Élevée sur les hauteurs de Saint-Cloud, Olivia Moore s’est passionnée très jeune pour le théâtre. Après son bac, elle suit pourtant des études de droit à la fac et une fois diplômée, occupe différents postes à responsabilités. Jusqu’à ce burn out en 2010, qu’elle qualifie « d’assez sévère » et assimile aujourd’hui à son TDAH (troubles déficit de l’attention avec ou sans hyperactivité) : « travailler dans un bureau, avec beaucoup de gens, beaucoup de bruit, beaucoup d’interruptions, beaucoup de mails c’est être plongé dans une profusion qui épuise littéralement le cerveau. L’une des caractéristiques du TDAH, n’est pas de ne pas arriver à se concentrer comme beaucoup de croient, mais que l’on n’arrive pas à choisir sur quoi se concentrer. Ce n’est pas une question de volonté : c’est la manière dont le cerveau abrite et traite les informations » résume-t-elle.

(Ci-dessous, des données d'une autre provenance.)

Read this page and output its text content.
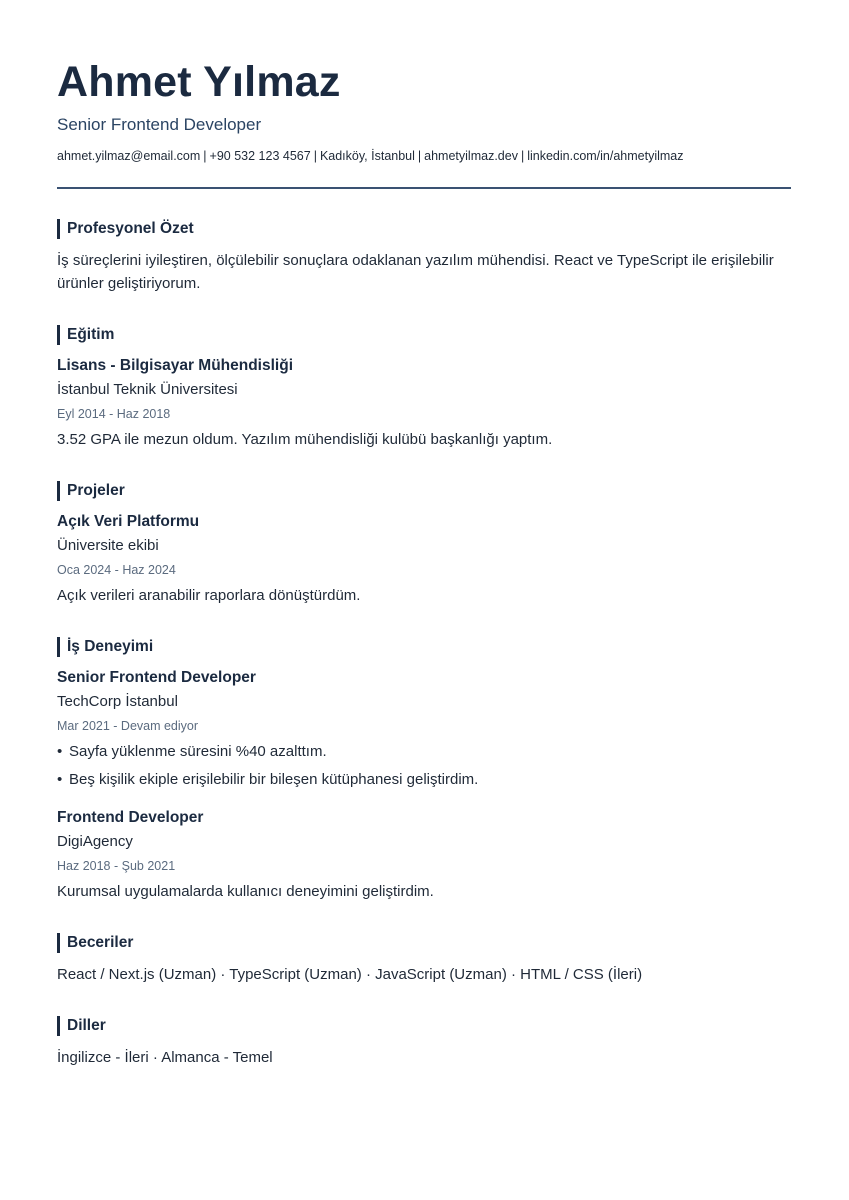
Ahmet Yılmaz
Senior Frontend Developer
ahmet.yilmaz@email.com | +90 532 123 4567 | Kadıköy, İstanbul | ahmetyilmaz.dev | linkedin.com/in/ahmetyilmaz
Profesyonel Özet
İş süreçlerini iyileştiren, ölçülebilir sonuçlara odaklanan yazılım mühendisi. React ve TypeScript ile erişilebilir ürünler geliştiriyorum.
Eğitim
Lisans - Bilgisayar Mühendisliği
İstanbul Teknik Üniversitesi
Eyl 2014 - Haz 2018
3.52 GPA ile mezun oldum. Yazılım mühendisliği kulübü başkanlığı yaptım.
Projeler
Açık Veri Platformu
Üniversite ekibi
Oca 2024 - Haz 2024
Açık verileri aranabilir raporlara dönüştürdüm.
İş Deneyimi
Senior Frontend Developer
TechCorp İstanbul
Mar 2021 - Devam ediyor
• Sayfa yüklenme süresini %40 azalttım.
• Beş kişilik ekiple erişilebilir bir bileşen kütüphanesi geliştirdim.
Frontend Developer
DigiAgency
Haz 2018 - Şub 2021
Kurumsal uygulamalarda kullanıcı deneyimini geliştirdim.
Beceriler
React / Next.js (Uzman) · TypeScript (Uzman) · JavaScript (Uzman) · HTML / CSS (İleri)
Diller
İngilizce - İleri · Almanca - Temel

Le burn out a été un déclic vers un changement de voie. Rattrapée par sa passion, après 13 ans passés à à exercer un métier «normal » comme elle dit, son choix est fait. Exit la vie de cadre dans l’industrie cosmétique. En 2011, elle devient humoriste. En 2012, elle présente son premier spectacle : Mère Indigne, à Paris et dans toute la France. Premier succès. Depuis, elle les enchaîne avec ses one-woman show : elle remporte le Montreux Comedy Festival en 2013, est désignée lauréate du Festival Humour en Weppes en 2015.
Son métier, elle n’y serait probablement pas arrivée sans son TDAH non plus, dont elle n’a soupçonné l’existence qu’après avoir un jour posté deux vidéos humoristiques aux accents très autobiographiques sur l’hypersensibilité et l’introversion, sur You Tube. Les nombreux messages de ses abonnés, qui l’interrogent sur un éventuel TDAH, l’interpellent. Passé l’effet de surprise et après avoir échangé avec sa psy, elle réalise tous les tests. Le diagnostic tombe en 2022 : Olivia Moore souffre bien d’un TDAH.
Un diagnostic qui la déculpabilise
Soulagée, déculpabilisée, elle s’avoue aussi un peu « vexée » d’avoir eu la bonne intuition que « quelque chose clochait » et qu’elle souffrait, sans le savoir, d’un handicap invisible. Invisible, pour les autres. Pour elle, plus compliqué au quotidien, car Olivia Moore oublie presque tout : ses affaires, ses rendez-vous. « Si je ne note pas un rendez-vous dès qu’on me le donne, il n’aura jamais lieu. Vraiment. Jamais. Car je ne vais pas y repenser. Si je dois de l’argent à quelqu’un, il faut aussi que je le rembourse très vite. Sinon ? J’oublie, » confie-t-elle.
A 45 ans, obligée de composer quotidiennement à la maison, avec ses trois enfants diagnostiqués porteurs du même trouble qu’elle, Olivia avoue dans un éclat de rire ne jamais s’ennuyer. Ni à la maison. Ni au travail, qui lui convient aujourd’hui parfaitement.
Humoriste : un métier adapté aux TDAH ?
Quand on joue sur scène, il faut à la fois mobiliser sa mémoire et plusieurs sens en même temps. Une « ébullition » qui ne la gêne pas. Au contraire : « je pense que la profession d’humoriste est assez adaptée aux porteurs d’un TDAH, puisqu’il faut être à la fois capable de rester concentré sur son texte, de jouer, capter l’humeur du public dans la salle, tout en intégrant ce qui nous vient en tête pendant qu’on joue…Clairement, c’est un truc que tout le monde ne peut pas réaliser ». Elle soupçonne d’ailleurs qu’elle n’est pas la seule et que les TDAH « sont assez nombreux dans le métier ». Sans forcément le savoir. Ou s’en ouvrir.